What the MINDGAMES arena revealed about agent brittleness
The MINDGAMES arena, which evaluated 944 submitted agents from 76 teams across games like Colonel Blotto, Iterated Prisoner’s Dilemma, Codenames, and Secret Mafia, provides a complementary data point. The top-performing systems relied on explicit structural scaffolding rather than emergent reasoning from the agents themselves. Brittle rule adherence remained a major bottleneck across submissions.
This reinforces the routing argument from a different direction. If agents struggle to follow rules in structured game environments, adding more agents and broadcasting more messages is unlikely to produce emergent coordination. The scaffolding matters more than the agent count.
What to watch next
Agent-Radar and RedundancyBench landed on the same day (May 28, 2026), while AMRO-S has been available since March. The field is converging on inter-agent communication efficiency as a research priority, which suggests practitioner tooling will follow.
The open question is whether routing improvements get absorbed into the major frameworks or remain separate plug-in layers. Agent-Radar’s training-free approach makes it cheap to adopt. AMRO-S’s reliance on a fine-tuned routing model makes it harder to integrate but potentially more effective for domain-specific deployments. RedundancyBench points to a parallel gap: until agents can identify redundant steps in their own trajectories with better than 25% accuracy, even well-routed multi-agent systems will carry unnecessary computational overhead.
Frequently Asked Questions
Does selective routing fix the problem of agents producing contradictory outputs?
No. A separate study, Locally Coherent, Globally Incoherent, found that across 1,876 ensemble cliques on a four-LLM panel, 33 to 94 percent violated basic probability axioms even when each individual agent was locally coherent. Three intuitive LLM-side fixes (retrieval augmentation, partition-aware prompting, and a separate aggregator LLM) each failed or made things worse. The fixes that did work were not prompt-level at all: a deterministic hierarchical projection that snaps the joint distribution back onto the coherent set, and a sequential e-process for monitoring coherence over time. That is the lesson for routing. Routing decides which messages reach which agent. It does not reconcile logical contradictions among jointly incoherent conclusions; that requires a separate, non-LLM reconciliation step. [Updated June 2026]
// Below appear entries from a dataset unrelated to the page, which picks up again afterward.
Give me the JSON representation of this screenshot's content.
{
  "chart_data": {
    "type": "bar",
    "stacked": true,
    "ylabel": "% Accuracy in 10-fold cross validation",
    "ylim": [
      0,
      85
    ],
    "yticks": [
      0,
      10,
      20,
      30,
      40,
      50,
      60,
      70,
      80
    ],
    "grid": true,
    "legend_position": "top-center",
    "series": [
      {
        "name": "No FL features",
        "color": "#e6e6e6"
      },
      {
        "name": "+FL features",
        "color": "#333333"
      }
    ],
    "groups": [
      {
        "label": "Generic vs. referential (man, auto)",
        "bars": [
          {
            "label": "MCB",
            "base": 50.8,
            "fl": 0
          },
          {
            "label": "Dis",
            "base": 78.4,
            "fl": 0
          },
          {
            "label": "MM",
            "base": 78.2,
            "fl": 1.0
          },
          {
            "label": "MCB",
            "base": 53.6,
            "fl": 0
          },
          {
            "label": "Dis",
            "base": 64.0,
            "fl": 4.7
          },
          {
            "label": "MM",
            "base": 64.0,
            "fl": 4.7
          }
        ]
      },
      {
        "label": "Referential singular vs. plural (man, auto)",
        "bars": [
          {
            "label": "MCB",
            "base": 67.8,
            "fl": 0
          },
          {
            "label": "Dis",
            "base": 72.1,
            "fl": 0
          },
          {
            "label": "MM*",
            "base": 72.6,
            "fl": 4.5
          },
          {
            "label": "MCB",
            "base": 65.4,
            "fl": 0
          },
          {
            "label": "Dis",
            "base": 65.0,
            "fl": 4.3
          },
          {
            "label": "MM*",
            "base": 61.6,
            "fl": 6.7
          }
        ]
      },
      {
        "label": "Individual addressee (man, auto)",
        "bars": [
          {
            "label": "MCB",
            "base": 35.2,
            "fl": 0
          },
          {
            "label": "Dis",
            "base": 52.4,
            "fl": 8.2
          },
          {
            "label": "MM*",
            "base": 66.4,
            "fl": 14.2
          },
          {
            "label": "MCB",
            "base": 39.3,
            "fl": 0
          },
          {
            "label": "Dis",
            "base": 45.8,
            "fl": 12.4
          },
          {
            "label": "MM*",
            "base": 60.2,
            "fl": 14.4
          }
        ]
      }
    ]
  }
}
Agent-Radar is training-free. Does that make it easier to adopt than AMRO-S?
Agent-Radar applies decay weights at inference time with no fine-tuning, so it can slot into an existing pipeline without retraining. AMRO-S requires a supervised fine-tuned small language model for intent inference plus per-task pheromone specialists, which adds a model to train and maintain. The tradeoff: AMRO-S can specialize to domain-specific deployments where a generic recency-and-relevance decay function underperforms, particularly in workflows where context usefulness depends on domain semantics rather than how recently a message was sent.
What does the 24.88 percent RedundancyBench score imply for production token budgets?
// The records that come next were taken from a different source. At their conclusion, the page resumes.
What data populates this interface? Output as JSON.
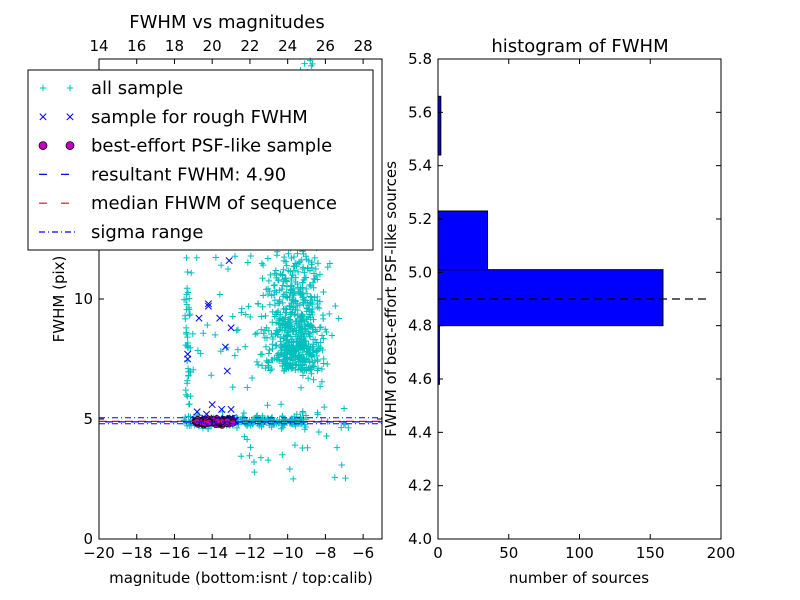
{
  "chart_data": [
    {
      "type": "scatter",
      "title": "FWHM vs magnitudes",
      "xlabel": "magnitude (bottom:isnt / top:calib)",
      "ylabel": "FWHM (pix)",
      "xlim": [
        -20,
        -5
      ],
      "ylim": [
        0,
        20
      ],
      "xticks": [
        "−20",
        "−18",
        "−16",
        "−14",
        "−12",
        "−10",
        "−8",
        "−6"
      ],
      "xtick_values": [
        -20,
        -18,
        -16,
        -14,
        -12,
        -10,
        -8,
        -6
      ],
      "top_ticks": [
        "14",
        "16",
        "18",
        "20",
        "22",
        "24",
        "26",
        "28"
      ],
      "top_tick_values": [
        14,
        16,
        18,
        20,
        22,
        24,
        26,
        28
      ],
      "top_offset": 34,
      "yticks": [
        "0",
        "5",
        "10"
      ],
      "ytick_values": [
        0,
        5,
        10
      ],
      "grid": false,
      "legend_position": "upper-left",
      "legend": [
        {
          "label": "all sample",
          "marker": "plus",
          "color": "#00bfbf"
        },
        {
          "label": "sample for rough FWHM",
          "marker": "x",
          "color": "#0000ff"
        },
        {
          "label": "best-effort PSF-like sample",
          "marker": "circle",
          "color": "#bf00bf"
        },
        {
          "label": "resultant FWHM: 4.90",
          "marker": "dash",
          "color": "#0000ff"
        },
        {
          "label": "median FHWM of sequence",
          "marker": "dash",
          "color": "#ff0000"
        },
        {
          "label": "sigma range",
          "marker": "dashdot",
          "color": "#0000ff"
        }
      ],
      "resultant_fwhm": 4.9,
      "sigma_range": [
        4.8,
        5.05
      ],
      "rough_sample": [
        [
          -15.3,
          7.7
        ],
        [
          -15.3,
          7.5
        ],
        [
          -14.7,
          9.2
        ],
        [
          -14.2,
          9.8
        ],
        [
          -14.2,
          9.7
        ],
        [
          -13.6,
          9.2
        ],
        [
          -13.0,
          8.8
        ],
        [
          -13.3,
          8.0
        ],
        [
          -13.2,
          7.0
        ],
        [
          -13.1,
          11.6
        ],
        [
          -14.0,
          5.6
        ],
        [
          -13.5,
          5.4
        ],
        [
          -13.0,
          5.4
        ],
        [
          -14.8,
          5.3
        ],
        [
          -14.3,
          5.2
        ]
      ],
      "scatter_points_note": "all sample / best-effort sample points are reproduced approximately"
    },
    {
      "type": "bar",
      "orientation": "horizontal",
      "title": "histogram of FWHM",
      "xlabel": "number of sources",
      "ylabel": "FWHM of best-effort PSF-like sources",
      "xlim": [
        0,
        200
      ],
      "ylim": [
        4.0,
        5.8
      ],
      "xticks": [
        "0",
        "50",
        "100",
        "150",
        "200"
      ],
      "xtick_values": [
        0,
        50,
        100,
        150,
        200
      ],
      "yticks": [
        "4.0",
        "4.2",
        "4.4",
        "4.6",
        "4.8",
        "5.0",
        "5.2",
        "5.4",
        "5.6",
        "5.8"
      ],
      "ytick_values": [
        4.0,
        4.2,
        4.4,
        4.6,
        4.8,
        5.0,
        5.2,
        5.4,
        5.6,
        5.8
      ],
      "bins": [
        {
          "from": 4.58,
          "to": 4.8,
          "count": 1
        },
        {
          "from": 4.8,
          "to": 5.01,
          "count": 159
        },
        {
          "from": 5.01,
          "to": 5.23,
          "count": 35
        },
        {
          "from": 5.23,
          "to": 5.44,
          "count": 0
        },
        {
          "from": 5.44,
          "to": 5.66,
          "count": 2
        }
      ],
      "bar_color": "#0000ff",
      "reference_line": 4.9
    }
  ]
}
If the best method identifies only one in four redundant steps correctly, and some methods score below random, any pipeline that relies on agents self-pruning is almost certainly executing three to four times as many steps as necessary. The operational consequence is that token budgets should be set assuming significant waste, and external trajectory auditing should be treated as a dedicated cost center rather than a capability agents will develop on their own.
Could the routing layer itself become a bottleneck as agent count grows?
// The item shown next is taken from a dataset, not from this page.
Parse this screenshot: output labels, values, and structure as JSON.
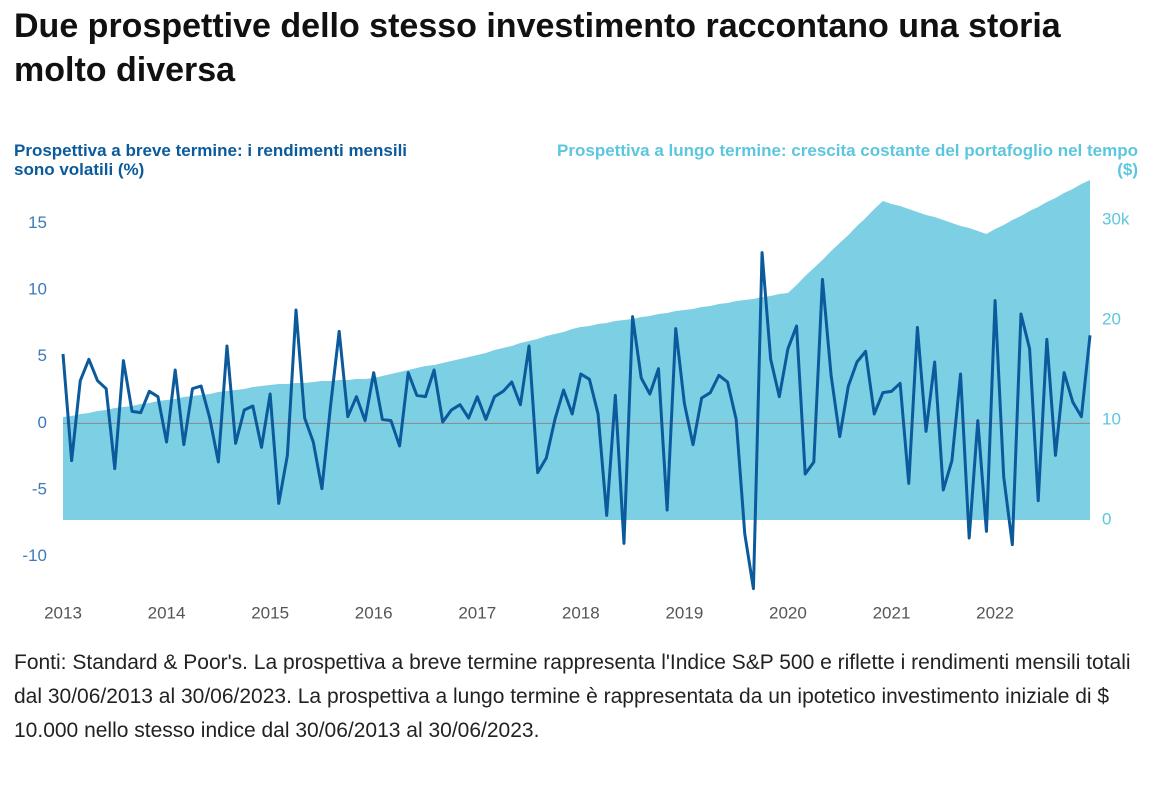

Agent-Radar computes relevance scores across message pairs and AMRO-S updates pheromone trails per routing decision. Both add a step whose cost rises with roster size. The MINDGAMES arena found that top systems relied on hand-engineered scaffolding rather than emergent reasoning, which suggests routing logic will also resist self-optimization. If the routing computation grows faster than linearly with agent count, the meta-orchestration layer becomes the new bottleneck, and the same poor redundancy detection that plagues agents could apply to routing decisions themselves.